Studenten haben wenig Vertrauen in Bachelor-Abschluss
Berlin (dpa) - 15 Jahre nach Einführung des Bachelor fällt die Bilanz ernüchternd aus. Die Mehrzahl der Studenten fühlt sich schlecht auf den Beruf vorbereitet. Bei den Arbeitgebern sehen sie wenig Akzeptanz für den neuen Abschluss nach nur sechs Semestern.
Mehr als jeder zweite Student sieht sich mit einem Bachelor-Abschluss nur unzureichend auf das Berufsleben vorbereitet. Auch äußert die Mehrzahl der Studierenden deutliche Zweifel an der Akzeptanz eines Bachelor-Abschlusses durch die Arbeitgeber. Dies sind Ergebnisse einer repräsentativen Studenten-Befragung durch das Allensbach-Institut im Auftrag des Reemtsma Begabtenförderungswerks. Die aktuell größte Sorge der Studierenden ist aber die Suche nach einer bezahlbaren Unterkunft. 72 Prozent kritisieren laut der am Dienstag (10. Juni) in Berlin veröffentlichen Befragung die geringe Zahl an Plätzen in Studentenwohnheimen.
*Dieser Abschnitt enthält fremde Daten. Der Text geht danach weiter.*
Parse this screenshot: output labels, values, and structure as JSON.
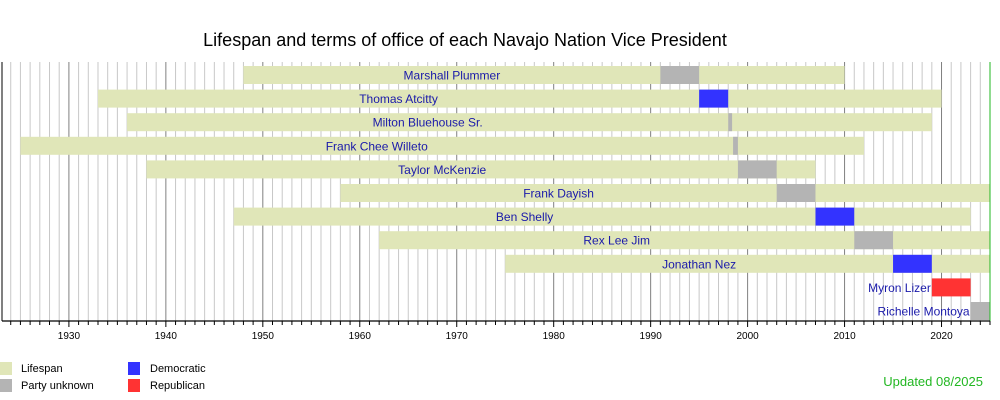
{
  "chart_data": {
    "type": "timeline",
    "title": "Lifespan and terms of office of each Navajo Nation Vice President",
    "xlim": [
      1923.1,
      2025
    ],
    "x_ticks": [
      1930,
      1940,
      1950,
      1960,
      1970,
      1980,
      1990,
      2000,
      2010,
      2020
    ],
    "grid": "vertical lines every year, darker every 10 years",
    "colors": {
      "lifespan": "#e0e6b8",
      "unknown": "#b4b4b4",
      "democratic": "#3333ff",
      "republican": "#ff3333",
      "label": "#1a1aaa",
      "updated": "#22b722"
    },
    "rows": [
      {
        "name": "Marshall Plummer",
        "life": [
          1948,
          2010
        ],
        "office": [
          1991,
          1995
        ],
        "party": "unknown"
      },
      {
        "name": "Thomas Atcitty",
        "life": [
          1933,
          2020
        ],
        "office": [
          1995,
          1998
        ],
        "party": "democratic"
      },
      {
        "name": "Milton Bluehouse Sr.",
        "life": [
          1936,
          2019
        ],
        "office": [
          1998,
          1998.4
        ],
        "party": "unknown"
      },
      {
        "name": "Frank Chee Willeto",
        "life": [
          1925,
          2012
        ],
        "office": [
          1998.5,
          1999
        ],
        "party": "unknown"
      },
      {
        "name": "Taylor McKenzie",
        "life": [
          1938,
          2007
        ],
        "office": [
          1999,
          2003
        ],
        "party": "unknown"
      },
      {
        "name": "Frank Dayish",
        "life": [
          1958,
          2025
        ],
        "office": [
          2003,
          2007
        ],
        "party": "unknown"
      },
      {
        "name": "Ben Shelly",
        "life": [
          1947,
          2023
        ],
        "office": [
          2007,
          2011
        ],
        "party": "democratic"
      },
      {
        "name": "Rex Lee Jim",
        "life": [
          1962,
          2025
        ],
        "office": [
          2011,
          2015
        ],
        "party": "unknown"
      },
      {
        "name": "Jonathan Nez",
        "life": [
          1975,
          2025
        ],
        "office": [
          2015,
          2019
        ],
        "party": "democratic"
      },
      {
        "name": "Myron Lizer",
        "life": null,
        "office": [
          2019,
          2023
        ],
        "party": "republican"
      },
      {
        "name": "Richelle Montoya",
        "life": null,
        "office": [
          2023,
          2025
        ],
        "party": "unknown"
      }
    ],
    "legend": [
      {
        "label": "Lifespan",
        "key": "lifespan"
      },
      {
        "label": "Party unknown",
        "key": "unknown"
      },
      {
        "label": "Democratic",
        "key": "democratic"
      },
      {
        "label": "Republican",
        "key": "republican"
      }
    ],
    "legend_placement": "bottom-left",
    "annotation": "Updated 08/2025"
  }
}
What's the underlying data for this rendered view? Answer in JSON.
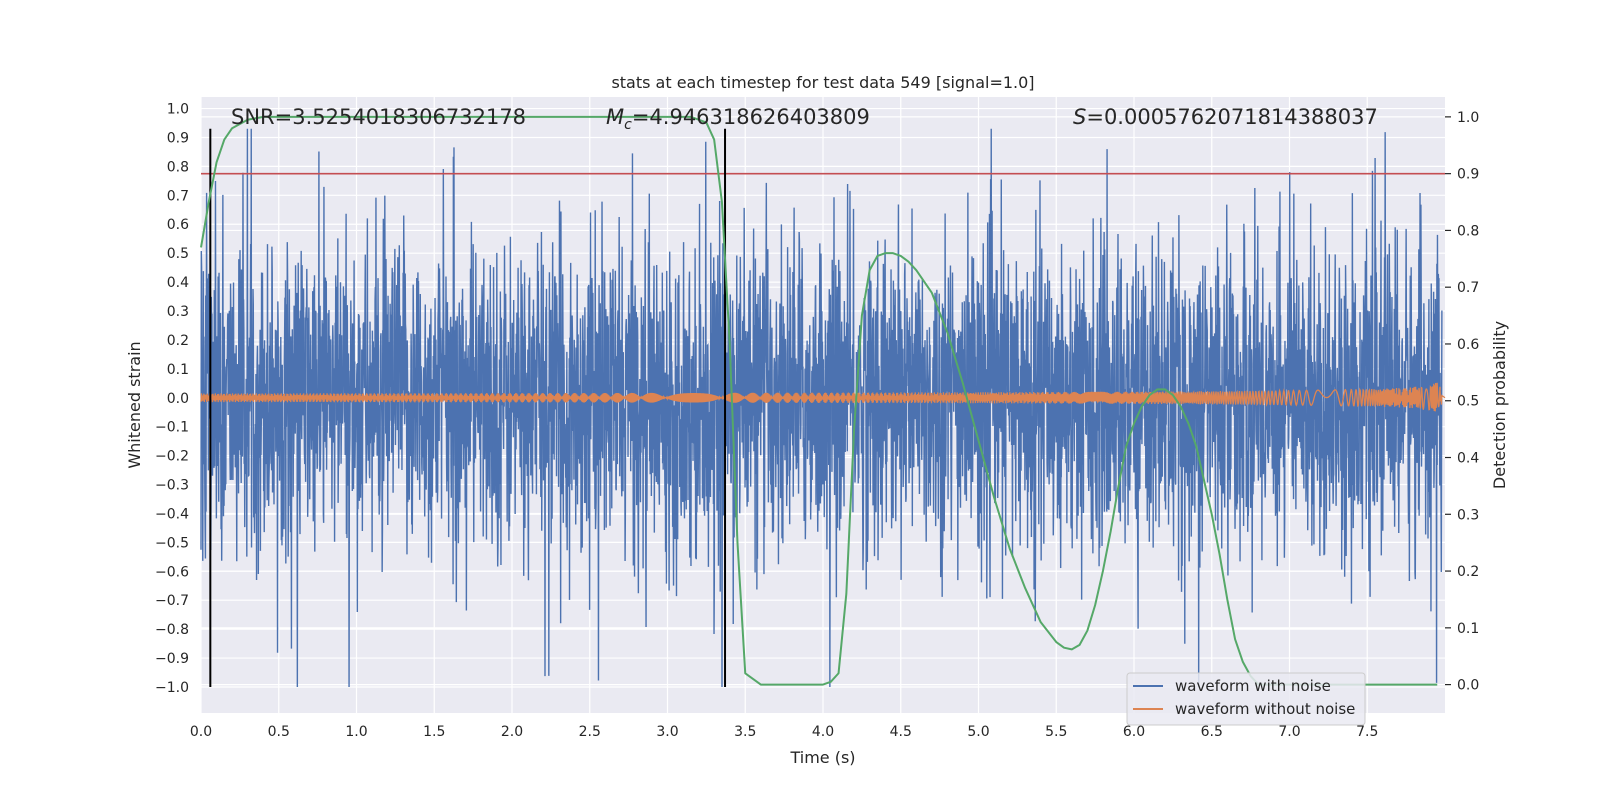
{
  "chart_data": {
    "type": "line",
    "title": "stats at each timestep for test data 549 [signal=1.0]",
    "xlabel": "Time (s)",
    "ylabel_left": "Whitened strain",
    "ylabel_right": "Detection probability",
    "xlim": [
      0.0,
      8.0
    ],
    "ylim_left": [
      -1.09,
      1.04
    ],
    "ylim_right": [
      -0.05,
      1.035
    ],
    "x_ticks": [
      "0.0",
      "0.5",
      "1.0",
      "1.5",
      "2.0",
      "2.5",
      "3.0",
      "3.5",
      "4.0",
      "4.5",
      "5.0",
      "5.5",
      "6.0",
      "6.5",
      "7.0",
      "7.5"
    ],
    "x_tick_values": [
      0.0,
      0.5,
      1.0,
      1.5,
      2.0,
      2.5,
      3.0,
      3.5,
      4.0,
      4.5,
      5.0,
      5.5,
      6.0,
      6.5,
      7.0,
      7.5
    ],
    "y_left_ticks": [
      "1.0",
      "0.9",
      "0.8",
      "0.7",
      "0.6",
      "0.5",
      "0.4",
      "0.3",
      "0.2",
      "0.1",
      "0.0",
      "−0.1",
      "−0.2",
      "−0.3",
      "−0.4",
      "−0.5",
      "−0.6",
      "−0.7",
      "−0.8",
      "−0.9",
      "−1.0"
    ],
    "y_left_tick_values": [
      1.0,
      0.9,
      0.8,
      0.7,
      0.6,
      0.5,
      0.4,
      0.3,
      0.2,
      0.1,
      0.0,
      -0.1,
      -0.2,
      -0.3,
      -0.4,
      -0.5,
      -0.6,
      -0.7,
      -0.8,
      -0.9,
      -1.0
    ],
    "y_right_ticks": [
      "1.0",
      "0.9",
      "0.8",
      "0.7",
      "0.6",
      "0.5",
      "0.4",
      "0.3",
      "0.2",
      "0.1",
      "0.0"
    ],
    "y_right_tick_values": [
      1.0,
      0.9,
      0.8,
      0.7,
      0.6,
      0.5,
      0.4,
      0.3,
      0.2,
      0.1,
      0.0
    ],
    "annotations": {
      "snr": "SNR=3.5254018306732178",
      "mc_symbol": "M",
      "mc_subscript": "c",
      "mc_value": "=4.946318626403809",
      "s_symbol": "S",
      "s_value": "=0.0005762071814388037"
    },
    "threshold": {
      "value": 0.9,
      "axis": "right",
      "color": "#c44e52"
    },
    "vertical_lines": [
      0.06,
      3.37
    ],
    "legend": {
      "placement": "lower-right",
      "entries": [
        {
          "label": "waveform with noise",
          "color": "#4c72b0"
        },
        {
          "label": "waveform without noise",
          "color": "#dd8452"
        }
      ]
    },
    "series": [
      {
        "name": "waveform with noise",
        "axis": "left",
        "color": "#4c72b0",
        "kind": "noise",
        "envelope_note": "dense whitened noise, approx -1.0 to 0.93"
      },
      {
        "name": "waveform without noise",
        "axis": "left",
        "color": "#dd8452",
        "kind": "chirp",
        "amplitude_start": 0.015,
        "amplitude_end": 0.2,
        "t_end": 7.98
      },
      {
        "axis": "right",
        "color": "#55a868",
        "kind": "probability",
        "x": [
          0.0,
          0.05,
          0.1,
          0.15,
          0.2,
          0.3,
          0.4,
          0.6,
          1.0,
          2.0,
          3.0,
          3.15,
          3.25,
          3.3,
          3.35,
          3.4,
          3.45,
          3.5,
          3.6,
          3.8,
          4.0,
          4.05,
          4.1,
          4.15,
          4.2,
          4.25,
          4.3,
          4.35,
          4.4,
          4.45,
          4.5,
          4.55,
          4.6,
          4.7,
          4.8,
          4.9,
          5.0,
          5.1,
          5.2,
          5.3,
          5.4,
          5.5,
          5.55,
          5.6,
          5.65,
          5.7,
          5.75,
          5.8,
          5.85,
          5.9,
          5.95,
          6.0,
          6.05,
          6.1,
          6.15,
          6.2,
          6.25,
          6.3,
          6.35,
          6.4,
          6.45,
          6.5,
          6.55,
          6.6,
          6.65,
          6.7,
          6.75,
          6.8,
          6.9,
          7.0,
          7.2,
          7.5,
          7.8,
          7.95
        ],
        "y": [
          0.77,
          0.85,
          0.92,
          0.96,
          0.98,
          0.995,
          1.0,
          1.0,
          1.0,
          1.0,
          1.0,
          1.0,
          0.99,
          0.96,
          0.85,
          0.6,
          0.25,
          0.02,
          0.0,
          0.0,
          0.0,
          0.005,
          0.02,
          0.16,
          0.45,
          0.65,
          0.73,
          0.755,
          0.76,
          0.76,
          0.755,
          0.745,
          0.73,
          0.69,
          0.62,
          0.53,
          0.43,
          0.33,
          0.24,
          0.17,
          0.11,
          0.075,
          0.065,
          0.062,
          0.07,
          0.095,
          0.14,
          0.2,
          0.27,
          0.35,
          0.42,
          0.46,
          0.49,
          0.51,
          0.52,
          0.52,
          0.51,
          0.49,
          0.46,
          0.42,
          0.36,
          0.3,
          0.23,
          0.15,
          0.08,
          0.04,
          0.015,
          0.0,
          0.0,
          0.0,
          0.0,
          0.0,
          0.0,
          0.0
        ]
      }
    ]
  }
}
Vor genau 15 Jahren hatten sich die europäischen Staaten und einige Nachbarländer in der alten Hochschulstadt Bologna auf die aufeinander aufbauende Studienstruktur mit Bachelor- und Master-Abschluss verständigt. Während in vielen anderen EU-Staaten der Bachelor nach etwa acht Semestern vergeben wird, wurden in Deutschland für das Studium in der Regel nur sechs Semester vorgegeben. Dies hat zu Klagen über Stofffülle und Studienstress geführt.
Von den über 2000 in Einzelinterviews befragten Studierenden im Alter zwischen 18 und 29 Jahren äußerten 61 Prozent die Absicht, nach dem Bachelor noch einen Master-Abschluss zu erwerben. Nahezu drei Viertel der Befragten versprechen sich davon bessere Karriere- und Verdienstmöglichkeiten. Zwei Drittel wollen sich zudem spezialisieren und ihre Kenntnisse vertiefen. Ursprünglich sollte der Bachelor ein berufsqualifizierender Abschluss sein und das Master-Studium nur wenigen ausgewählten Studenten offenstehen.
Bei den späteren Berufsvorstellungen der Studierenden rangiert der Wunsch nach einem „guten Betriebsklima“ mit 73 Prozent an erster Stelle. Der Arbeitsplatz sollte zukunftssicher sein (67 Prozent), und Arbeit und Privatleben müssten sich gut vereinbaren lassen (66). Ein hohes Einkommen halten dagegen nur 46 Prozent für wichtig. 35 Prozent wünschen sich eine Arbeit, die herausfordert und bei der man sein Können unter Beweis stellen muss. Jeder Vierte wünscht sich „wenig Stress“ am Arbeitsplatz.
27 Prozent der Studierenden planen einen Auslandsaufenthalt während des Studiums. Die überwiegende Mehrzahl der Bachelor-Studenten befürchtet hingegen, das im Ausland erworbene Studienleistungen hierzulande nicht anerkannt würden oder ihnen durch einen zeitweisen Wechsel der Hochschule zu viel Zeit verloren gehe. Dabei hatte die Einführung der Bachelor-Studiengänge gerade größere Mobilität ermöglichen sollen.
Nach dem Studium hingegen zieht mehr als jeder Dritte einen Ortswechsel in Erwägung, innerhalb Deutschlands wie auch ins Ausland. Dabei sind die jungen Frauen (36 Prozent) noch mehr zu Mobilität bereit als die gleichaltrigen Männer (33 Prozent).
Wichtigste Einnahmequelle der Studierenden sind nach wie vor die Eltern. Jeder Dritte bekommt laut Umfrage Bafög. 58 Prozent gaben an, neben dem Studium zu arbeiten.
Das Deutsche Studentenwerk (DSW) bekräftigte angesichts der Umfrageergebnisse seine Forderung nach zusätzlichen preisgünstigen und staatlich geförderten Wohnheimplätzen. Die Umfrage belege eine zunehmende Wohnungsnot und deutlich steigende Mietpreise in den Hochschulstädten.